Areas far from the equator are distorted in terms of their distances and are shown much larger than they actually are. This is one of the major issues with a projection of a globe onto a cylinder area. This is why Greenland, Russia and Canada shrink so much in height and width in the animation, they are fairly high in latitude in the Northern Hemisphere. Also important is that the closer you are to the poles, the more the distortion when a country is shown on the Mercator projection. Since longitude lines converge at the poles, but are parallel on a Mercator, the closer a part of a country is to the poles, the more that part will get stretched wider relative to a part of a country that is not as close to the poles. As a clear example, see what happens to the southern part of Australia, relative to the northern end. Similarly, the latitude lines also get further apart on a Mercator projection, while on a globe they stay equidistant. This means that the parts of countries that are nearer the poles will get taller, i.e. stretched out from a north-south perspective relative to parts of countries that are further from the poles. You can see this clearly in the northern ends of Russsia and Greenland, where the tops get smushed down.

This next graph shows each country plotted with their actual land area and apparent land area as shown on a Mercator projection. The further the countries are from the 1:1 line the greater the overestimate of their size from the Mercator (also color coded to be red).
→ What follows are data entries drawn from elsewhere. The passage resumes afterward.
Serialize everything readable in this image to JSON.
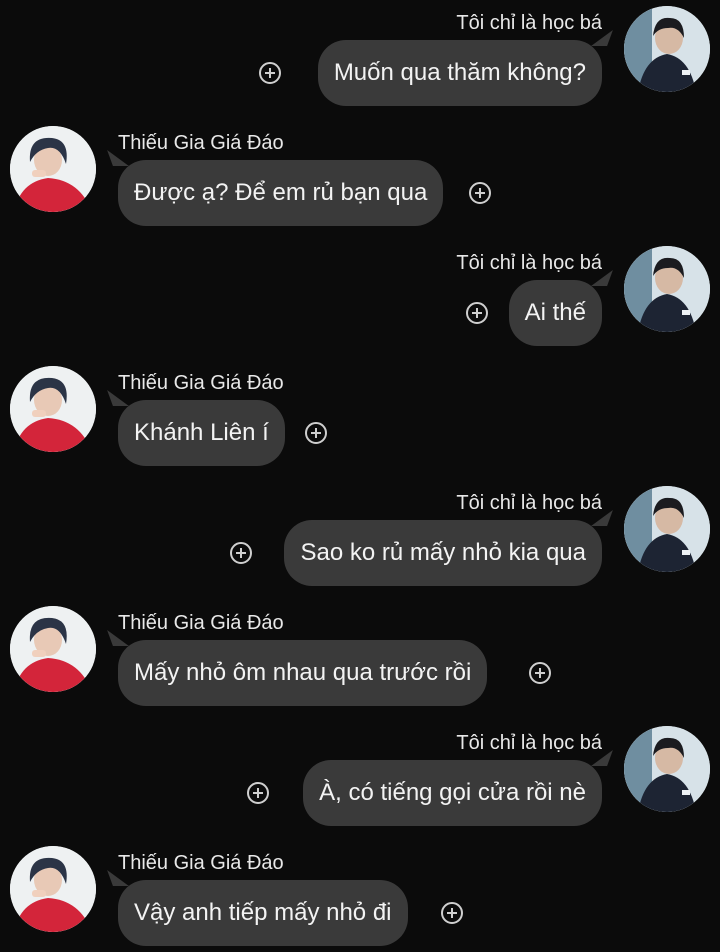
{
  "participants": {
    "me": "Tôi chỉ là học bá",
    "other": "Thiếu Gia Giá Đáo"
  },
  "colors": {
    "background": "#0b0b0b",
    "bubble": "#3a3a3a",
    "text": "#f3f3f3"
  },
  "messages": [
    {
      "sender": "Tôi chỉ là học bá",
      "text": "Muốn qua thăm không?",
      "side": "right"
    },
    {
      "sender": "Thiếu Gia Giá Đáo",
      "text": "Được ạ? Để em rủ bạn qua",
      "side": "left"
    },
    {
      "sender": "Tôi chỉ là học bá",
      "text": "Ai thế",
      "side": "right"
    },
    {
      "sender": "Thiếu Gia Giá Đáo",
      "text": "Khánh Liên í",
      "side": "left"
    },
    {
      "sender": "Tôi chỉ là học bá",
      "text": "Sao ko rủ mấy nhỏ kia qua",
      "side": "right"
    },
    {
      "sender": "Thiếu Gia Giá Đáo",
      "text": "Mấy nhỏ ôm nhau qua trước rồi",
      "side": "left"
    },
    {
      "sender": "Tôi chỉ là học bá",
      "text": "À, có tiếng gọi cửa rồi nè",
      "side": "right"
    },
    {
      "sender": "Thiếu Gia Giá Đáo",
      "text": "Vậy anh tiếp mấy nhỏ đi",
      "side": "left"
    }
  ],
  "icons": {
    "react": "add-reaction-icon",
    "avatar_me": "avatar-dark-suit",
    "avatar_other": "avatar-red-shirt"
  }
}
It is a logarithmic plot showing many different orders of magnitude in country size. The table also shows the top 10 countries whose size is overestimated (and the difference in land area in square kilometers or as a percentage reduction from the size in the Mercator projection).

As it shows, Greenland is the country that has the largest percent difference between its apparent size in a Mercator projection and it’s real size (it’s only about 1/4 of the apparent size). And Russia is the country with the largest absolute difference between these two sizes.

This is the original graph that keeps the shape of the countries exactly the same and just scales the size. This is incorrect because as you move towards the poles the distances between longitude lines decreases. As a result the tops (northern ends) of countries will shrink more than the bottoms (southern ends) of countries in the Northern Hemisphere and vice versa in the Southern Hemisphere.

Old map that changes sizes but incorrectly preserves the Mercator shape

mercator projection real size

Calculations:

I calculated the area in two ways, one assuming latitude and longitude are rectangular coordinates (i.e. Mercator projection) and the other was the actual area.

The new coordinates needed to draw the “real size” of the countries are derived by calculating the distance between the center of the country and each of the coordinates in the country’s shapefile. As you move towards the poles on a globe, the distance between longitude lines decreases as a function (cosine) of latitude. In a mercator projection, the longitude lines are shown as equi-distant regardless of latitude. In this calculation, we create a new set of coordinates by calculating the distance between the center of the polygon and each set of coordinates and change the coordinates to reflect the shrinking of distance between longitude lines as you head towards the poles.

In the previous version of this animation, I calculated the latitude and longitude coordinates for the outline of the “real” size by modifying the original latitude and longitude by the ratio of these two areas to draw the new smaller, “real” country size.

Data and tools: This visualization was made using the Leafletjs javascript mapping library and country shapefiles (converted to geojson).